The next manufacturer to break the agreement is ironic, as they are the ones who were rumoured to initiate it. What’s even more hypocritical is, before the release of this bike, they never had a bike that could get close to breaking the agreement anyway. So as soon as they could break it, they did. That bike is of course the BMW S1000RR. The BMW hits cheeky 303km/h.
Ducati followed soon afterwards with their Panigale R. While a track only model, the bikes speedometer goes blank past 186mph and has been recorded at 325km/h.
So the Europeans, they don’t really care anymore. But the Japanese, namely Kawasaki, aren’t quite done yet either.
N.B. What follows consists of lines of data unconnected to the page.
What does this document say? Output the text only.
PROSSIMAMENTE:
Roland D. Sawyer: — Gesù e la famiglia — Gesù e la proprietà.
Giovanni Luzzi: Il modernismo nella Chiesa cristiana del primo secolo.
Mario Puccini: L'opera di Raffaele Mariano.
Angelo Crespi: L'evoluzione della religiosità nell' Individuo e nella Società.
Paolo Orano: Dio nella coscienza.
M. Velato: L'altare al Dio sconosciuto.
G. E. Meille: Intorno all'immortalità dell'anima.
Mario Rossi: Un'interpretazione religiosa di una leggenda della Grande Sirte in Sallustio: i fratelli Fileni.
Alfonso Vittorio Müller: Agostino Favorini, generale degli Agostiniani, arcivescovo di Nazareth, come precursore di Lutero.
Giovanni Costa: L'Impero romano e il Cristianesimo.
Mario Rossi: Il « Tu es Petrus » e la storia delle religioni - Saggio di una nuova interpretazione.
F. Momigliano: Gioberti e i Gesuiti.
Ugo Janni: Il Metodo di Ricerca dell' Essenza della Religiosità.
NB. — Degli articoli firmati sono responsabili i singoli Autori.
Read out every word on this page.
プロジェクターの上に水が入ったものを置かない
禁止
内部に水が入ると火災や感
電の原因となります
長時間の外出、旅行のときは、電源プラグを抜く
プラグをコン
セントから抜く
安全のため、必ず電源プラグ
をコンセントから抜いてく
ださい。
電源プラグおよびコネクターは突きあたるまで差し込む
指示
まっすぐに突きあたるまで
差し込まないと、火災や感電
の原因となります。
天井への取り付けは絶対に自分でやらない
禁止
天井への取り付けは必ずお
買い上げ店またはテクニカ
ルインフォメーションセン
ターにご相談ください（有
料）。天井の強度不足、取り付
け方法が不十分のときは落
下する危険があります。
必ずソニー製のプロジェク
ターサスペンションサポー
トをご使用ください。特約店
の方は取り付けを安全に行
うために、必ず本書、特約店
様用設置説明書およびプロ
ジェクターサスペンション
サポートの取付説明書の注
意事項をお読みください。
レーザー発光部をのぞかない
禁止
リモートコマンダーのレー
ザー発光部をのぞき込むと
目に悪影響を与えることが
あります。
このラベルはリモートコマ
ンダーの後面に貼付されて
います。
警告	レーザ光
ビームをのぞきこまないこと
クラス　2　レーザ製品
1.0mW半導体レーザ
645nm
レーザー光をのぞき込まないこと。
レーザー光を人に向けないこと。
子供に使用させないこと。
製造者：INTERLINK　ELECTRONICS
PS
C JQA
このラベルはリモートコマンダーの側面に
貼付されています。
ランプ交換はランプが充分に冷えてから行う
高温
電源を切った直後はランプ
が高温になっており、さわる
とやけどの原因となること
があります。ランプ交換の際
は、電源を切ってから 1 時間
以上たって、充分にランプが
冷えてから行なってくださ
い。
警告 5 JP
In a big F-You to everyone, in 2015 Kawasaki released the H2R. The H2R is a supercharged monster putting out 310hp. You know the best part? Kawasaki supplied racer Kenan Sofuoglu with a H2R and they hit in indicated 400km/h! Just to keep things civil, Kawasaki released a ‘detuned’ street legal H2 that is speed limited to how much? Yeah you know the figure.
So over 30 years later, the Gentleman’s Agreement lives on. Most litre sports bikes are capable of exceeding that magical barrier, but are still electronically limited. But the speed war still lives on, just look at the Kawasaki H2R.